Combat Aircraft 10/2014

Hearing the news that the 65th Aggressor Squadron at Nellis AFB is to disband in September came as little surprise. The US Air Force is struggling to fund its "big ticket" programs, so something has to give. However, the figure quoted in terms of savings afforded by culling the 19 aggressor F-15s is $35 million annually. Compare that with the reductions we are told will come in the F-35 Lightning II program. The F-35 Joint Program Office says that an F-35A currently costs $112 million, but that it will come down to $80 million by 2019 (others say the current figure is an awful lot higher). Ignoring this fact, the JPO figure still suggests a reduction of $32 million per aircraft by 2019. So, to fund and save the aggressors would require just one F-35 to be deferred each year until 2019. Not fewer jets, just deferring them! Of course, that doesn't work. If everyone just waited for F-35 costs to come down as promised, the price cut wouldn't happen. Production needs to ramp up now in order to yield the cost reductions. Pile them high, sell them cheap(er).
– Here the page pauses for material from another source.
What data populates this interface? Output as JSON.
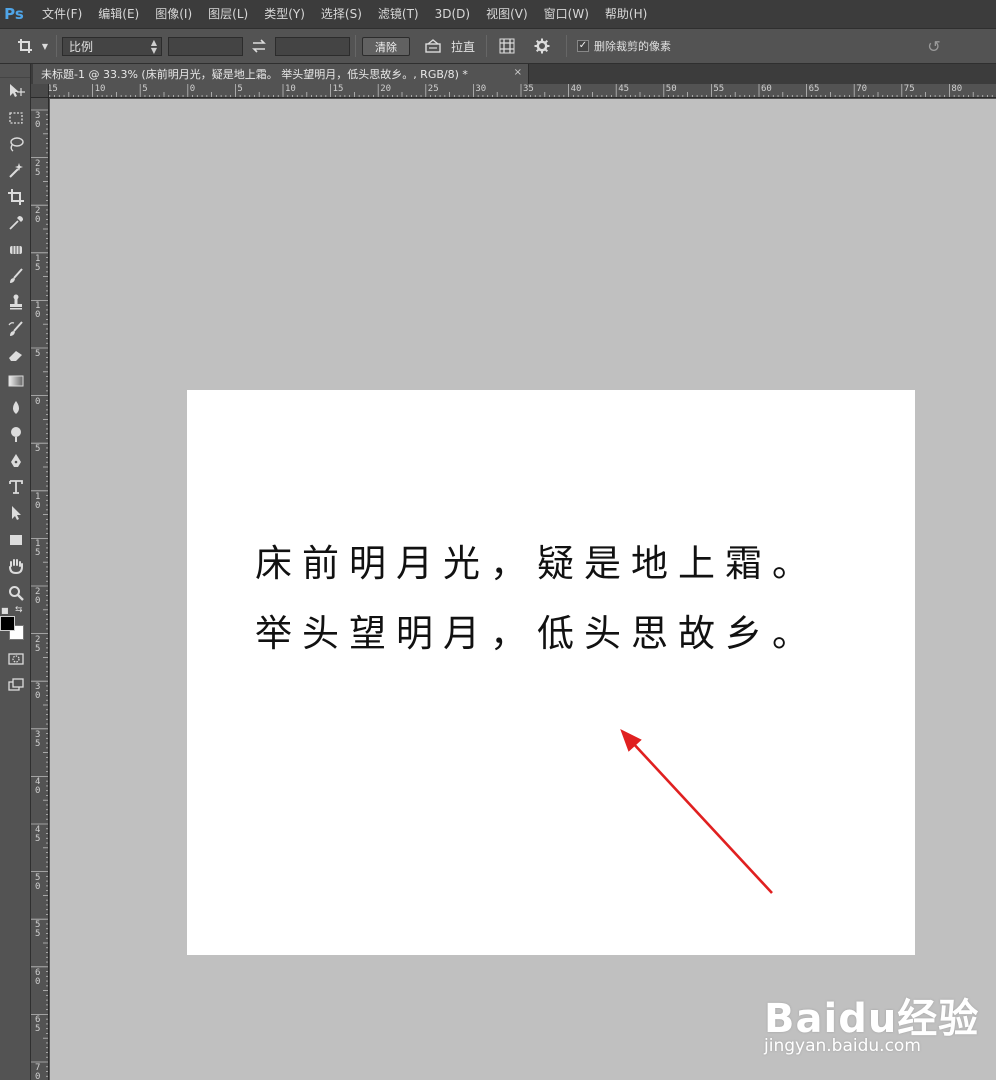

So, why can't customers just sit it out and play the waiting game — wait for an F-35 that has come down the cost curve, wait for an F-35 that doesn't have all the concurrency issues; a more mature jet that has completed testing and doesn't require modifications? Some argue that the expensive jets coming out in the initial LRIP batches will have little combat capability and will require the sort of costly mid-life upgrade that the F-16s needed in the 1990s. With the high cost of concurrency (bringing these jets up to full capability standards), will these early F-35s be rendered obsolete? Are they going to have any useful combat capability? In the longer term, they surely will, but many less complex fighter aircraft programs have taken a decade to be brought up to a meaningful standard after entering service. The question is whether air forces will be forced to sacrifice useful fighter fleets in order to pay for a new jet with little real immediate combat capability.